I am grateful for everything I have. I am grateful for my degree. I am grateful for my education. And I am grateful for gainful employment. But I am truly tired of putting in free (or underpaid) hours of labor that are not with my family. Nonetheless, I remain hopeful that this coming year, I finally get paid like a man!

Thanks for listening. Happy Holidays! Go Mamas, Go!


(Law-Mom emailed me a draft of this post, and this was my response below. Yes, it was just me launching into my own complaints, LOL, but I would also like to add that it must be really annoying to have everyone assume that you’re raking in tons of cash. And, I have a newfound sympathy with how hard it is to get in 40 hours of billable work per week. I actually have to bill hours at my current job, although it’s probably still much easier than being an attorney because I do have a certain percentage of time that I can bill to overhead.)

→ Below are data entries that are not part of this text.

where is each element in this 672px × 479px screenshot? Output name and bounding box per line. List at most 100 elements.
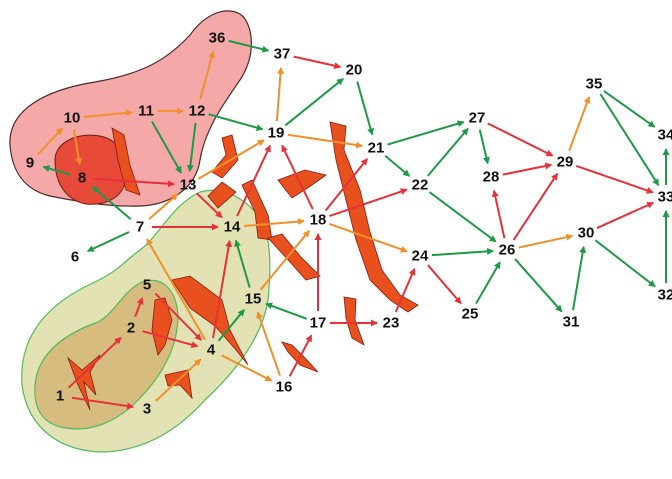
edge-30-33 — [596, 201, 655, 229]
edge-7-6 — [86, 231, 130, 253]
node-4: 4 — [207, 342, 216, 359]
edge-1-2 — [67, 336, 122, 389]
node-35: 35 — [586, 76, 603, 93]
edge-29-33 — [576, 164, 654, 194]
edge-18-21 — [324, 158, 368, 212]
edge-19-37 — [275, 66, 284, 122]
edge-16-17 — [288, 334, 313, 377]
edge-12-36 — [199, 50, 216, 100]
edge-3-4 — [155, 358, 202, 402]
barrier — [171, 275, 249, 366]
edge-25-26 — [475, 261, 501, 305]
edge-21-22 — [384, 154, 411, 177]
edge-7-8 — [91, 186, 132, 221]
node-37: 37 — [274, 46, 291, 63]
edge-29-35 — [568, 96, 591, 152]
edge-5-4 — [154, 292, 202, 341]
edge-18-19 — [281, 144, 314, 210]
region-olive — [34, 279, 179, 430]
edge-27-28 — [478, 129, 490, 165]
node-1: 1 — [56, 388, 64, 405]
node-33: 33 — [658, 189, 672, 206]
edge-31-30 — [572, 245, 587, 311]
node-17: 17 — [310, 315, 327, 332]
node-19: 19 — [268, 125, 285, 142]
edge-20-21 — [356, 81, 374, 136]
node-26: 26 — [499, 242, 516, 259]
edge-15-14 — [234, 239, 251, 288]
edge-13-19 — [197, 139, 265, 180]
edge-26-29 — [512, 172, 559, 241]
node-9: 9 — [26, 155, 34, 172]
edge-35-34 — [603, 90, 656, 128]
edge-26-28 — [491, 189, 506, 239]
node-7: 7 — [136, 219, 144, 236]
edge-17-15 — [265, 302, 308, 320]
barrier — [207, 181, 237, 209]
edge-28-29 — [502, 162, 553, 176]
edges — [37, 39, 670, 410]
edge-11-13 — [151, 120, 182, 174]
edge-13-14 — [195, 192, 223, 219]
node-5: 5 — [143, 277, 151, 294]
barrier — [111, 127, 141, 196]
edge-36-37 — [228, 39, 270, 53]
barrier — [267, 233, 321, 281]
node-8: 8 — [78, 170, 86, 187]
edge-4-14 — [212, 239, 233, 339]
edge-2-5 — [134, 297, 144, 318]
node-36: 36 — [209, 30, 226, 47]
edge-19-21 — [287, 133, 364, 149]
node-34: 34 — [658, 127, 672, 144]
node-31: 31 — [563, 314, 580, 331]
node-2: 2 — [127, 320, 135, 337]
edge-23-24 — [394, 267, 416, 313]
edge-26-31 — [514, 258, 563, 313]
node-11: 11 — [138, 103, 154, 120]
edge-18-22 — [329, 188, 408, 218]
node-13: 13 — [180, 177, 197, 194]
barrier — [343, 296, 365, 346]
node-6: 6 — [71, 249, 79, 266]
node-23: 23 — [383, 315, 400, 332]
edge-19-20 — [284, 78, 344, 127]
edge-21-27 — [387, 120, 465, 146]
edge-8-13 — [93, 177, 176, 188]
edge-4-7 — [146, 238, 206, 341]
node-32: 32 — [658, 287, 672, 304]
edge-37-20 — [293, 55, 342, 70]
barrier — [277, 169, 327, 199]
node-29: 29 — [557, 154, 574, 171]
node-20: 20 — [346, 62, 363, 79]
edge-9-10 — [37, 127, 64, 155]
barrier — [164, 369, 193, 400]
node-25: 25 — [462, 306, 479, 323]
node-10: 10 — [64, 110, 81, 127]
edge-26-30 — [518, 233, 574, 249]
node-12: 12 — [189, 103, 206, 120]
edge-30-32 — [594, 239, 656, 288]
edge-14-19 — [236, 144, 271, 217]
edge-7-13 — [148, 193, 179, 220]
edge-1-3 — [71, 396, 135, 410]
barrier — [211, 134, 239, 179]
node-3: 3 — [143, 401, 151, 418]
node-16: 16 — [276, 379, 293, 396]
edge-24-25 — [427, 264, 462, 305]
edge-4-16 — [221, 354, 273, 382]
edge-14-18 — [243, 218, 306, 228]
node-24: 24 — [412, 248, 429, 265]
edge-22-27 — [427, 127, 469, 177]
barrier — [329, 121, 419, 313]
edge-12-13 — [186, 122, 197, 173]
barrier — [67, 354, 101, 411]
barrier — [151, 297, 173, 356]
edge-15-18 — [259, 230, 310, 291]
node-22: 22 — [412, 177, 429, 194]
node-14: 14 — [224, 219, 241, 236]
edge-10-8 — [72, 129, 83, 166]
node-28: 28 — [483, 169, 500, 186]
edge-10-11 — [83, 109, 134, 118]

I’m exhausted also!! There has been an “emergency” situation at work the past week (I’m saying that in quotes since obviously it’s not a life/death emergency, but you know how it is at work.) So, I’ve had work travel that was already scheduled PLUS trying to deal with this work emergency – I literally didn’t even have time to eat lunch until 3pm yesterday because I was in non-stop meetings, etc. And then I’m supposed to somehow have gifts for the kids’ teachers and yadda yadda!  AND on top of all that, the kids’ afterschool care program has been flaking out, so NOW I have to try and see if I can get them into another program in the middle of the year (HA), or I will be spending God knows how much on a nanny for the rest of the year!! 

I feel badly that I complain so much… HOWEVER, that comic just absolutes sums it up. Men have never (with the exception of a few single dads, etc.) had to deal with this crap!! ARGH.

Law-Mom: You know you can complain to me. Haha.

Regarding not eating til 3pm: The only good that has come from the most workaholic year of my life is that I have lost 16 pounds. Almost without trying. It’s the first time I’ve ever been able to say, “I just didn’t have time to eat.”

**Don’t get me started on this topic. I’m fairly certain I’ve blogged about why childcare should be considered a business expense for sole proprietors.